La revolución de Tite

Toño Quiroga
Toño Quiroga
Una redonda no para

Por muchos es sabido que Brasil, dirigida por Tite, es la primera selección clasificada al Mundial Rusia 2018 y no sería una sorpresa si recordamos que es el máximo ganador de campeonatos mundiales, con 5, que en su plantilla cuenta con Neymar y que es un gigante del futbol.

Sin embargo, y aunque cueste creerlo, este Brasil hace poco más de un año estaba fuera de la zona de clasificación, venía arrastrando desde hace ya casi 3 años la goleada de Alemania por 7-1 en Belo Horizonte y su relación con la afición estaba demasiado rota y no había apoyo.

¡¿Qué pasó?! Dunga se fue y trajeron a Adenor Leonardo Bacchi, mejor conocido como Tite.

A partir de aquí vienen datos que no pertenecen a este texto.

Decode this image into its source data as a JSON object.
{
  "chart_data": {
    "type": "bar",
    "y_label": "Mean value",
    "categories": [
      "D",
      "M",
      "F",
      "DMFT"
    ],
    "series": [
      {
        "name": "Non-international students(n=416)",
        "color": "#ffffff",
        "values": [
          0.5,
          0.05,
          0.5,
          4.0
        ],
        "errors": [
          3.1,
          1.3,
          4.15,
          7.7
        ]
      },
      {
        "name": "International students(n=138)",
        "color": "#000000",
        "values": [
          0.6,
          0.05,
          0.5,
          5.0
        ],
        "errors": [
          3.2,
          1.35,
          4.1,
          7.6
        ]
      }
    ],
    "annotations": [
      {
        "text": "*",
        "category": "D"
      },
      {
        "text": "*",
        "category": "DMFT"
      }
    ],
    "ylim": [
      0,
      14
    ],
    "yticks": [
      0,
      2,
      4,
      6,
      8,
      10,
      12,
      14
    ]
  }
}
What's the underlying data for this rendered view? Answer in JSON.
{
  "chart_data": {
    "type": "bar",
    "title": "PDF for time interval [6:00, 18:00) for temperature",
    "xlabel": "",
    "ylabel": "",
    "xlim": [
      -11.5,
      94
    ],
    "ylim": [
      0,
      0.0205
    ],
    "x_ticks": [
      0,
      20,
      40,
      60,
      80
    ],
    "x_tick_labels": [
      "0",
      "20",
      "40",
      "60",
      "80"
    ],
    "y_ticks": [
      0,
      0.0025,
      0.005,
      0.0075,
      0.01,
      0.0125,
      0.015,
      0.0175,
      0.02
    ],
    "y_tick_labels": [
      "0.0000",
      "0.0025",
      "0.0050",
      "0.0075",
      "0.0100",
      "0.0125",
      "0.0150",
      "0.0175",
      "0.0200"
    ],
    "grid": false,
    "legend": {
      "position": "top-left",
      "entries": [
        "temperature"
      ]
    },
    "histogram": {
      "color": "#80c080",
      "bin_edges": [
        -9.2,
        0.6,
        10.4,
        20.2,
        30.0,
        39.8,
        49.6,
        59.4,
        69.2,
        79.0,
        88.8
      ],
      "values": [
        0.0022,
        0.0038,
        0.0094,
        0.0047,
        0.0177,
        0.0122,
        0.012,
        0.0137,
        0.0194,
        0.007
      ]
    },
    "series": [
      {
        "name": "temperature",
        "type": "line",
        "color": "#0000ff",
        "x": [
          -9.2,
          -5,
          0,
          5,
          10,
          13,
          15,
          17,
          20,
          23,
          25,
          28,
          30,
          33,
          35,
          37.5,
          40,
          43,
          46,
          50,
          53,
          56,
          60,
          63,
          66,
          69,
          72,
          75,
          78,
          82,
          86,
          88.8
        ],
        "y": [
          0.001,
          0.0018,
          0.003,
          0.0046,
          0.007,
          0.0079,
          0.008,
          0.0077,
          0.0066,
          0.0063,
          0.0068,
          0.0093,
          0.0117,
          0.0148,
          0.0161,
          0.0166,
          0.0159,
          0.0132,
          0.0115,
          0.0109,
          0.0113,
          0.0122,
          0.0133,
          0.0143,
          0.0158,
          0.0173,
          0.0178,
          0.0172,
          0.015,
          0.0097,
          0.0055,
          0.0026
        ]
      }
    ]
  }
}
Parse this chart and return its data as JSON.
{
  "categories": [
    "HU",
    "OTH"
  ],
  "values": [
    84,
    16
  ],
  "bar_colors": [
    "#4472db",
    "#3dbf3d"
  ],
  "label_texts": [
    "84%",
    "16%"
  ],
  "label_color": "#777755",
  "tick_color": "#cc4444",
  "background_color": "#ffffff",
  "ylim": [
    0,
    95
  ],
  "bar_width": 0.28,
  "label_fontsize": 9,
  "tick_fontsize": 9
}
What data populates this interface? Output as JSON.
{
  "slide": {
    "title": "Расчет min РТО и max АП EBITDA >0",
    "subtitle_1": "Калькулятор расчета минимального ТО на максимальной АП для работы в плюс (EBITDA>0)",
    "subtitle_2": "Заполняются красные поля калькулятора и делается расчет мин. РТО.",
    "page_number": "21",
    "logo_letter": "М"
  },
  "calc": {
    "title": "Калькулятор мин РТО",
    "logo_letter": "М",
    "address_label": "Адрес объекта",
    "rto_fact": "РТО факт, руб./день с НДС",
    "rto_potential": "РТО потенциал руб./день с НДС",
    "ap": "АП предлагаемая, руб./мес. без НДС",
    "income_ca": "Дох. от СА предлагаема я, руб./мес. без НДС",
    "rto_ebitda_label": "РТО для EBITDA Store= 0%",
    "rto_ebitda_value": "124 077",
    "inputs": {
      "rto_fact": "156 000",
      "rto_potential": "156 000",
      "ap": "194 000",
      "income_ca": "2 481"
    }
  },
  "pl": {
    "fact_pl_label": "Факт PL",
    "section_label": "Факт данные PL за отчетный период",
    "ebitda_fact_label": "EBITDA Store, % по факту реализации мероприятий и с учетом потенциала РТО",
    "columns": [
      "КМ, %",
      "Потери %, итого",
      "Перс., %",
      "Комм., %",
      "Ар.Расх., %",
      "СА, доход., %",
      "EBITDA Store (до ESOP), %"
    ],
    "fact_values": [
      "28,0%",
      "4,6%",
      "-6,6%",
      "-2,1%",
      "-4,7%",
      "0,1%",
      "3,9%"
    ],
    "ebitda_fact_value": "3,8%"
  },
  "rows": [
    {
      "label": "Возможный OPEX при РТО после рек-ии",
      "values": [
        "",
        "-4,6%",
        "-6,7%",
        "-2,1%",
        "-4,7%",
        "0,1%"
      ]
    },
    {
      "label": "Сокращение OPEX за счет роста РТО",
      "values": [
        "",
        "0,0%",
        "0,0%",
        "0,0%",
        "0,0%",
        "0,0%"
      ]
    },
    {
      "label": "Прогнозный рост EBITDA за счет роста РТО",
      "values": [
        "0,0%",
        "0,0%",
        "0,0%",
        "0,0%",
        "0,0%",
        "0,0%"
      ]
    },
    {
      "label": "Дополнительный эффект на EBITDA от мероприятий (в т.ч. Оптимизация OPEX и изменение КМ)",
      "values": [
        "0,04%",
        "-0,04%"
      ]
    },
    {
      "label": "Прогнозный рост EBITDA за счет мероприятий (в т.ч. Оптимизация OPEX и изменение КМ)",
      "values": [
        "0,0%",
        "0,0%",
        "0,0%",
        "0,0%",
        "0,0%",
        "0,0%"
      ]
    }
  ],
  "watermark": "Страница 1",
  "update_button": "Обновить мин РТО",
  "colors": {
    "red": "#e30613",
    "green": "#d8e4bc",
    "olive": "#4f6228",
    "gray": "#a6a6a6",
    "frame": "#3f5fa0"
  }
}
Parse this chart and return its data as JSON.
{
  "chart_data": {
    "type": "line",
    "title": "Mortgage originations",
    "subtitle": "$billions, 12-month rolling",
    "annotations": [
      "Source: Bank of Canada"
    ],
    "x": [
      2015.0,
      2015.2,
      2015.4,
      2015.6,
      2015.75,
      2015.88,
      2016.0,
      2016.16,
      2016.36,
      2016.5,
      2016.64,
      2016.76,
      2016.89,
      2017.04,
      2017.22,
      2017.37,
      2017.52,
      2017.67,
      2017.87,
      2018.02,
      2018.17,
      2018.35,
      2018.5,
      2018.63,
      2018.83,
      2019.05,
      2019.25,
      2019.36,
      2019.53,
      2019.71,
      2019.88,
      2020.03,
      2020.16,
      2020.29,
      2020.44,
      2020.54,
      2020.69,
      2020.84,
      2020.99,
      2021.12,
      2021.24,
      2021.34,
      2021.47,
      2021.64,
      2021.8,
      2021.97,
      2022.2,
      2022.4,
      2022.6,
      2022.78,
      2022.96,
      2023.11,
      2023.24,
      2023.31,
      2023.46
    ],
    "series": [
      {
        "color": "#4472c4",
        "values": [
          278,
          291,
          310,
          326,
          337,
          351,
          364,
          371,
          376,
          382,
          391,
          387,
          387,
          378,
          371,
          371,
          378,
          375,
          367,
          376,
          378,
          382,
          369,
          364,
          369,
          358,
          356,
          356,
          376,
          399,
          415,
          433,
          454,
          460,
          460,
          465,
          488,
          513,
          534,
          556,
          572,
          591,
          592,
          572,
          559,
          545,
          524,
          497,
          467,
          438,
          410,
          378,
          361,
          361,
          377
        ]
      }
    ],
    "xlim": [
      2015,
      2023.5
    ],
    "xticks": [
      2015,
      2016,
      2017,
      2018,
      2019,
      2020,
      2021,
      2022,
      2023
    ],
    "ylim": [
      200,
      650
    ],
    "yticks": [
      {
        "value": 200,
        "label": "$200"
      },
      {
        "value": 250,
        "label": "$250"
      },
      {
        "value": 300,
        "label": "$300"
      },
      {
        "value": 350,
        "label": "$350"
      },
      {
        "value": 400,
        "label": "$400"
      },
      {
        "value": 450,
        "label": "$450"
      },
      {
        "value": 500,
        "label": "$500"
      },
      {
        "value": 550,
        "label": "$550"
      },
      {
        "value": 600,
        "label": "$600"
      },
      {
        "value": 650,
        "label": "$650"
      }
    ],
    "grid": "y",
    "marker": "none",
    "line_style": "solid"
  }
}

El fracaso consecutivo en 2015 y 2016 en las justas de Copa América, fueron las gotas que derramaron el vaso y que prendieron las alarmas para hacer que Dunga dejara a la Canarinha en su segunda etapa y sin mucho brillo.

La Brasil del “jogo bonito” no estaba en el mundo, ni en los entrenamientos, la Brasil temible que en momento tuvo a Pelé, Garrincha, Zagallo, Zico, Sócrates, Ronaldo, Kaká, Ronaldinho, Bebeto, Romario y compañía, se minimizaba casi siempre en un Neymar y no había más.

La losa pesada del 7-1 ante Alemania seguía pesando, y Dunga decidió cortar cabeza a jugadores de aquel partido, mismos que Tite fue recuperando desde julio pasado y que ahora volvieron a la Verdeamarelha.

¿¡Magia!? No, sencillamente Tite dejó libres a sus jugadores, les soltó de presiones, de liderazgos forzados y rotó ese papel entre todos para generar más que un compañerismo, una amistad más cercana. Ya no era Neymar solo el capitán, ya estaba de vuelta Thiago Silva y aún así, jugadores como Dani Alves, Filipe Luis, Paulinho, Fernandinho han portado ese gafete.

Tite hizo claro su planteamiento con posiciones habituales de cada uno de sus jugadores en sus clubes, no inventó nada nuevo, respeto donde funcionan mejor y le ha dado frutos.

Pero sobre todo, Tite recuperó en ánimo y confianza a varios jugadores, eliminó de sus lista a los que no aportaban nada y dio minutos a futuras promesas o a quienes venían pidiendo a gritos titularidad por encima de los habituales. Tite le dio su lugar a cada uno de los convocados por lo hecho en su club y no tanto por la historia en selección.

Así, no es sorpresa que Brasil ya esté en Rusia 2018, tampoco que a pesar de los 9 puntos en 6 partidos que Dunga dejó, aún así la Canarinha sería líder en Conmebol.

Quizá sea momento de que veamos de nuevo el “jogo bonito”, quizá este GIGANTE al fin despertó de su letargo de más de 10 años, quizá Brasil vuelva a ser el único favorito de América para conquistar Europa como en 1958, quizá, quizá.

Lo que sí es un hecho es que las alegrías volvieron a tierra donde el pesimismo no olvida ni un “Maracanazo” en 1950 ni un “7-1” en 2014, pero ya sonríen, jugadores y afición han vuelto a ver la luz y a ilusionarse… todo gracias a la revolución de Tite.